E’ una ‘vicina di casa’ della Via Lattea e porta bene i suoi anni grazie ad una composizione che la rende simile alle galassie dell’Universo primordiale: si tratta della Grande Nube di Magellano (Large Magellanic Cloud – Lmc), galassia nana tornata recentemente agli onori della cronaca per le osservazioni del telescopio Alma (Atacama Large Millimeter/submillimeter Array) dell’Eso, che hanno consentito agli astronomi di aggiungere ulteriori tasselli al suo identikit. Lo studio, condotto da un team internazionale di ricercatori coordinato dal Goddard Space Flight Centerdella Nasa, è stato illustrato nell’articolo “The detection of hot cores and complex organic molecules in the Large Magellanic Cloud”, pubblicato ieri su The Astrophysical Journal Letters. La composizione chimica della galassia nana è già stata altre volte sotto la lente degli esperti, che avevano notato una carenza di elementi pesanti come carbonio, ossigeno e azoto, e avevano ipotizzato una presenza insignificante di molecole di composti di carbonio. Prima della campagna di osservazione condotta con Alma, la Lmc era stata classificata come chimicamente primitiva.

I dati raccolti con il telescopio, invece, hanno permesso di delineare una situazione diversa: gli autori del paper, infatti, hanno individuato chiaramente la ‘firma’ di molecole organiche complesse come metanolodimetiletere e formiato di metile; soprattutto queste ultime due sostanze hanno destato un grande interesse perché si tratta delle molecole più complesse mai individuate prima d’ora al fuori della Via Lattea.

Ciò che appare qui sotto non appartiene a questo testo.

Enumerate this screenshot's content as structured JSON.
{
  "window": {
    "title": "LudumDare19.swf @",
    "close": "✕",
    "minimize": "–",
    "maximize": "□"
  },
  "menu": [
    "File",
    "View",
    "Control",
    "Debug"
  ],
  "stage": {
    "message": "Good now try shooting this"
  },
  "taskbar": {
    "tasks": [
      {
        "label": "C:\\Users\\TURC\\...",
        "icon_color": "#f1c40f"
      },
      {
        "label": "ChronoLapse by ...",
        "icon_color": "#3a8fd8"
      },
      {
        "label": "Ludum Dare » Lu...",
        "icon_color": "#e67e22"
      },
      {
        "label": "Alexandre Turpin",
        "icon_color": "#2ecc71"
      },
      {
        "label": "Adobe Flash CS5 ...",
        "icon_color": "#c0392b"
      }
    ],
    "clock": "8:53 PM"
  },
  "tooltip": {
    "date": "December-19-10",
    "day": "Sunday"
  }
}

Le tracce delle molecole in questione sono state scovate in due regioni di formazione stellare molto dense, definite ‘hot cores’ (nuclei caldi) e anche se la galassia è una delle più vicine alla Via Lattea gli studiosi ipotizzano che, dal punto di vista chimico, sia particolarmente somigliante alle ‘colleghe’ giovani e distanti dell’Universo ai suoi albori. La carenza di elementi pesanti in una galassia viene definita bassa metallicità: occorre, infatti, un susseguirsi di generazioni di stelle per disseminare tali sostanze che, nel corso del tempo, saranno coinvolte nei processi di formazione di nuovi pianeti.

Le galassie ‘teenager’, invece, non hanno avuto un percorso di vita sufficientemente lungo per diventare ricche da un punto di vista chimico, mentre le loro ‘colleghe’ nane, come la Lmc appunto, hanno mantenuto una tempra giovanile in quanto dotate di una massa relativamente bassa che ha prodotto un rallentamento nel ritmo di formazione stellare. Una regione della Grande Nube ha soprattutto catturato l’attenzione degli studiosi: si tratta della nursery stellare N113, molto massiccia e ricca di gas, che era stata già esaminata con le missioni Spitzer della Nasa ed Herschel dell’Esa. Le successive osservazioni di Alma su N113 hanno evidenziato tracce di dimetiletere e formiato di metile, un dato che ha fatto ipotizzare un ruolo di tali sostanze nella formazione di dischi protoplanetari in giovani sistemi stellari. In definitiva, la Lmc, data la sua bassa metallicità, apre uno spiraglio sulle caratteristiche delle galassie primigenie, il cui studio offre un trampolino di lancio per comprendere i meccanismi alla base della formazione stellare nell’Universo più antico.